The section where the url is gathered is done - its is placed under hashsets.
But i find it hard to take the links thats is in the hashtable and filter them with regular expression ! :(
I just want to take the hyperlinks and filter !
I am sure this is a simple problem - but java is not my speciality so i am slow when it comes to this.
here is the program so far !
Code :
import org.htmlparser.util.*;
import java.util.Iterator;
import org.htmlparser.*;
import org.htmlparser.tags.*;
import org.htmlparser.filters.*;
import java.util.HashSet;
import java.util.regex.Pattern;
import java.util.regex.Matcher;
class Hash
{
static Matcher m;
static String st;
public static HashSet<String> visit (String s)
{
HashSet <String> s1 = new HashSet();
try{
Parser parser1 = new Parser (s);
NodeList list1 = parser1.parse (new LinkStringFilter("http:"));
for (int i=0;i<list1.size();i++)
{
String st = ((LinkTag)(list1.elementAt(i))).extractLink();
s1.add(st);
Iterator iter = s1.iterator();
while (iter.hasNext()){
String str = (String)iter.next() ;
Pattern pattern = Pattern.compile("html");
m = pattern.matcher(str);
}
if (m.find()){
System.out.println(m);
}
}
return s1;
}
catch (Exception e)
{
return new HashSet();
}
}
I try to put an regular expression method but its prints out all of the links instead of the links with html on it.
I hope someone could help me !:(
Re: Simple Hashsets and regular expression problem !
I'm not sure I understanding what you are asking. Are you just trying to just get the links that end in ".html"? Does your code print out every link? Your code is quite difficult to read with the non-preserved tabbing and excess spaces - and I would recommend posting an SSCCE with a hardcoded example that demonstrates the issue you are having.
Re: Simple Hashsets and regular expression problem !
Yes , i want to filter the links that contain "html" .

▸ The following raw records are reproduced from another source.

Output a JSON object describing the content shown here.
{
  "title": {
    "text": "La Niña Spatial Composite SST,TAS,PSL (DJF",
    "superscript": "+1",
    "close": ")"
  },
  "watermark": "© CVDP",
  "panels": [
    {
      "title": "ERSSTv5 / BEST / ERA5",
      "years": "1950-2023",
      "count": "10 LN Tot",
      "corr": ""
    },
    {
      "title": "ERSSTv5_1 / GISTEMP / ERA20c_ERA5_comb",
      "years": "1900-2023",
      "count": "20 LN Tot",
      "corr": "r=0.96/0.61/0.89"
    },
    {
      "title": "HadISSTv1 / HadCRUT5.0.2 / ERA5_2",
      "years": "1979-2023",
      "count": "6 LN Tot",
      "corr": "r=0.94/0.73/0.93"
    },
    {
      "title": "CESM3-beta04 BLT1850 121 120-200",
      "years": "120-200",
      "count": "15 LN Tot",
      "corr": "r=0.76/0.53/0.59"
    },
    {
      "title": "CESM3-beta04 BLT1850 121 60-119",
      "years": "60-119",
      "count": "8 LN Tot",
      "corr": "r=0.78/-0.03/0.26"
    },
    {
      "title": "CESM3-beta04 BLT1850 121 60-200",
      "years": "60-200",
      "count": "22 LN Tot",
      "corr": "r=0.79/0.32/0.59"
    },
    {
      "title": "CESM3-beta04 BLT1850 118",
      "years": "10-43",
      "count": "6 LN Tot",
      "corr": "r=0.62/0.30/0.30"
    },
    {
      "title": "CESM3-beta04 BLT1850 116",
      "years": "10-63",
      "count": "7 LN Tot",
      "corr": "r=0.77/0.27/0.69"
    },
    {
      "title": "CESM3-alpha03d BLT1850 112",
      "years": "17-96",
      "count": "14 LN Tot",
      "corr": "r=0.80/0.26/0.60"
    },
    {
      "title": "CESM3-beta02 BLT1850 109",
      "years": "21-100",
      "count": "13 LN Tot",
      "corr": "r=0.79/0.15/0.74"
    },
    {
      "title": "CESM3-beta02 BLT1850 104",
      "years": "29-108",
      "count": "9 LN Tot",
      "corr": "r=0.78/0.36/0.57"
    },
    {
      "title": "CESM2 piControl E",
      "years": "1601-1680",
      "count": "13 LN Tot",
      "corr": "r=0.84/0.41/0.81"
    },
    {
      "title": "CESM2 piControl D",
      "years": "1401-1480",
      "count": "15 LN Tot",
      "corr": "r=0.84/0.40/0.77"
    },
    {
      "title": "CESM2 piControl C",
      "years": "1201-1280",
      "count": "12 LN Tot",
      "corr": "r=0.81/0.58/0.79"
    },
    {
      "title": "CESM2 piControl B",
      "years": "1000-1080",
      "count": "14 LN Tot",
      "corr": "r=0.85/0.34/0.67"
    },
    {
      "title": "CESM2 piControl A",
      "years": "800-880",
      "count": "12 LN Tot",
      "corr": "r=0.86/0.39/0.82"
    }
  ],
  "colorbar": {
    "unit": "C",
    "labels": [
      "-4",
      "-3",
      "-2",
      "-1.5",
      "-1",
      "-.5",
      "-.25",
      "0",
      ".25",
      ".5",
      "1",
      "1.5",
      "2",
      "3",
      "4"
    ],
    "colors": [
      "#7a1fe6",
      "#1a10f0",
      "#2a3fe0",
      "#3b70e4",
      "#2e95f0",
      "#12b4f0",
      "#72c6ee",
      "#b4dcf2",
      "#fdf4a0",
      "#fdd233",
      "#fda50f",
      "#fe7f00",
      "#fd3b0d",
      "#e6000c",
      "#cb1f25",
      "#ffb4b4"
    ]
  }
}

Yes, its just prints out every link !
Okay, I don't want to confuse you so i will show the program without having regular expression and an example of how it works.
Quote:
import org.htmlparser.util.*;
import java.util.Iterator;
import org.htmlparser.*;
import org.htmlparser.tags.*;
import org.htmlparser.filters.*;
import java.util.HashSet;
import java.util.regex.Pattern;
import java.util.regex.Matcher;
class Hash
{
static Matcher m;
static String st;
public static HashSet<String> visit (String s)
{
HashSet <String> s1 = new HashSet();
try{
Parser parser1 = new Parser (s);
NodeList list1 = parser1.parse (new LinkStringFilter("http:"));
for (int i=0;i<list1.size();i++)
{
String st = ((LinkTag)(list1.elementAt(i))).extractLink();
s1.add(st);
}
return s1;
}
catch (Exception e)
{
return new HashSet();
}
}
}
This the output of the program :
So all i want to do is implement a regular expression method onto the code. So it can filter all the links that the program has collected.
So that where u saw my fail attempt above - where i tried to do regex but all it did was print all the links instead filtering,
I hope i made it more sense to u now :) !